Nel catalogo appaiono inoltre 60 chiavi, presentate da sole, nonostante dispongano delle rispettive serrature. Anche per esse vale il criterio di esporre soprattutto  quelle che presentano qualche elemento di rarità e/o originalità.

Nel catalogo sono riportati  anche accessori da mobile e da porta, più precisamente:

1)                 catenacci

2)                 chiavi

3)                 cardini e cerniere

4)                 bocchette e piastre

5)                 lucchetti

6)                 altri oggetti

Infine il catalogo riporta la scheda di circa 150 serrature funzionanti e munite di chiave, come accennato sopra, ma delle quali si omette la rappresentazione fotografica.

Ciascun oggetto del catalogo è affiancato da una scheda che ne descrive  l’epoca, la provenienza, il luogo o la circostanza in cui è stato acquistato il suo funzionamento, il suo utilizzo originario. Non è però una scheda di approfondimento, nel senso che non offre tutte le notizie necessarie per una conoscenza piena sul piano tecnico e storico-culturale. Per questo scopo mi è sembrato onesto e tecnicamente corretto rinviare all’ormai ricca e numerosa bibliografia esistente. La scelta adottata è stata quella di rinviare l’oggetto a quello analogo (a volte più di uno) già ampiamente illustrato nei testi ai quali rinvio nella scheda.

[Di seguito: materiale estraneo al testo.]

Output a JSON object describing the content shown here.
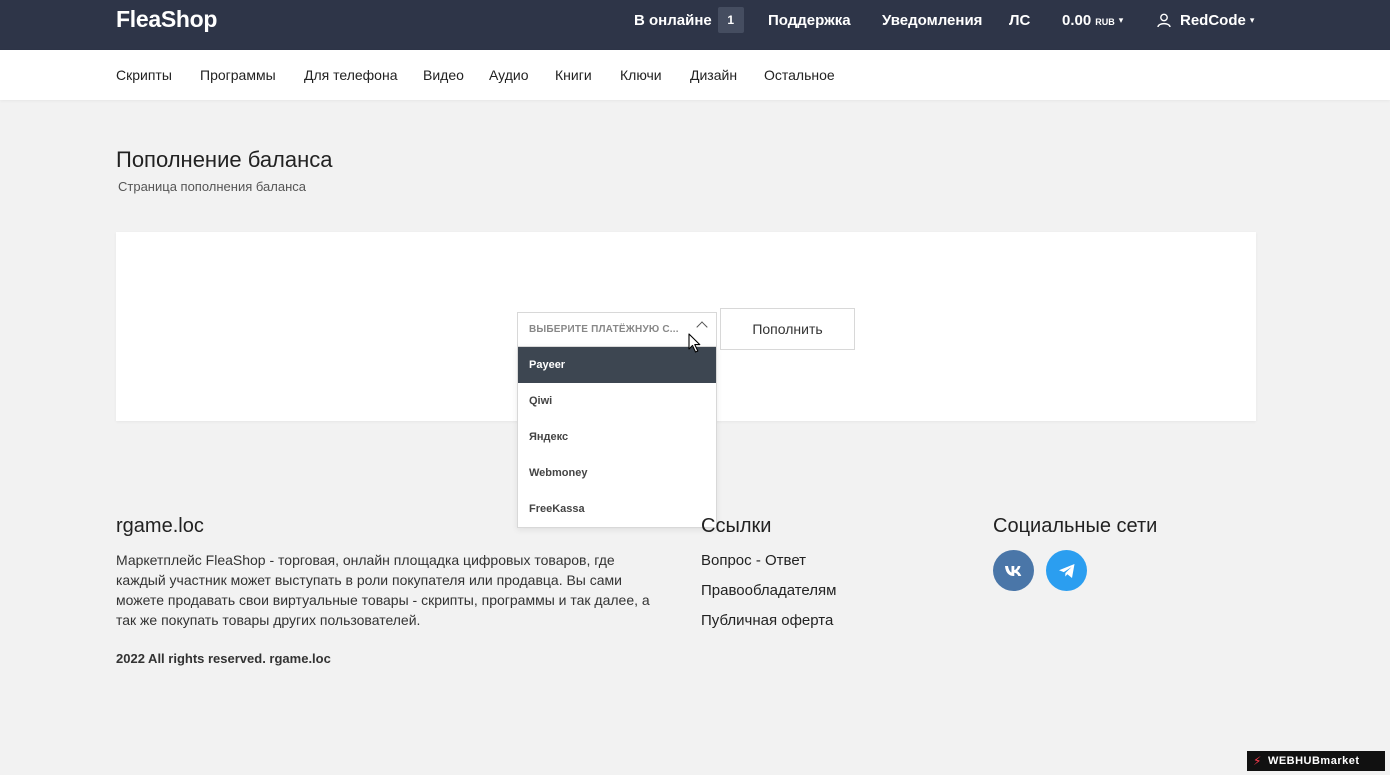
{
  "header": {
    "logo": "FleaShop",
    "online_label": "В онлайне",
    "online_count": "1",
    "support": "Поддержка",
    "notifications": "Уведомления",
    "messages": "ЛС",
    "balance_amount": "0.00",
    "balance_currency": "RUB",
    "username": "RedCode"
  },
  "categories": [
    "Скрипты",
    "Программы",
    "Для телефона",
    "Видео",
    "Аудио",
    "Книги",
    "Ключи",
    "Дизайн",
    "Остальное"
  ],
  "page": {
    "title": "Пополнение баланса",
    "subtitle": "Страница пополнения баланса"
  },
  "payment": {
    "select_placeholder": "ВЫБЕРИТЕ ПЛАТЁЖНУЮ С...",
    "options": [
      "Payeer",
      "Qiwi",
      "Яндекс",
      "Webmoney",
      "FreeKassa"
    ],
    "highlighted_option": "Payeer",
    "submit_label": "Пополнить"
  },
  "footer": {
    "site_title": "rgame.loc",
    "description": "Маркетплейс FleaShop - торговая, онлайн площадка цифровых товаров, где каждый участник может выступать в роли покупателя или продавца. Вы сами можете продавать свои виртуальные товары - скрипты, программы и так далее, а так же покупать товары других пользователей.",
    "copyright": "2022 All rights reserved. rgame.loc",
    "links_title": "Ссылки",
    "links": [
      "Вопрос - Ответ",
      "Правообладателям",
      "Публичная оферта"
    ],
    "social_title": "Социальные сети",
    "social_icons": [
      "vk-icon",
      "telegram-icon"
    ]
  },
  "watermark": "WEBHUBmarket",
  "colors": {
    "header_bg": "#2e3548",
    "dropdown_active_bg": "#3d4651",
    "vk": "#4a76a8",
    "telegram": "#2b9ef0"
  }
}
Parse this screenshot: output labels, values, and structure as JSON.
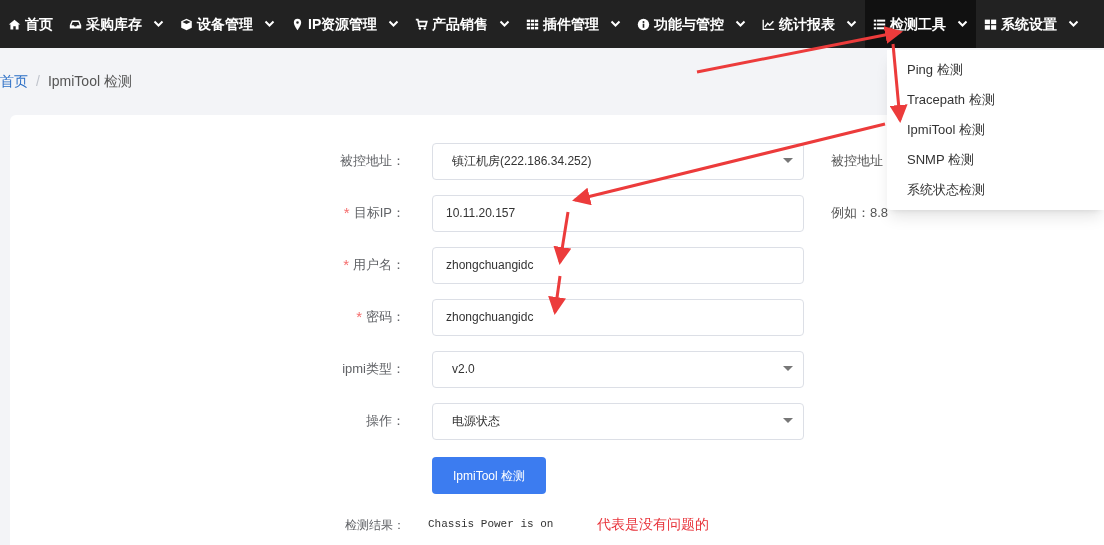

A questo riguardo devo dire di essere stato molto sorpreso dal fatto che in materia di serrature, chiavi, lucchetti, cardini, ecc. esistono centinaia di volumi, italiani ed europei, nei quali appaiono studi sulle differenti tecniche di costruzione legate alle diverse epoche, ma anche approfondimenti storico-culturali che mettono in rapporto gli oggetti con  la vita e la cultura delle  diverse popolazioni.

Per chi come il sottoscritto ha una certa preparazione tecnica dovuta agli studi della giovinezza e all’esperienza breve ma diretta acquisita nella bottega del nonno paterno, la comparazione che deriva dal restauro di qualche centinaio di manufatti, è stata fonte inesauribile di conoscenza. Il contatto diretto con questi oggetti mi ha permesso di esplorare la vastità delle soluzioni adottate dagli artigiani dell’epoca. Ma altrettanto interessante è la connotazione sociale che sottende un manufatto.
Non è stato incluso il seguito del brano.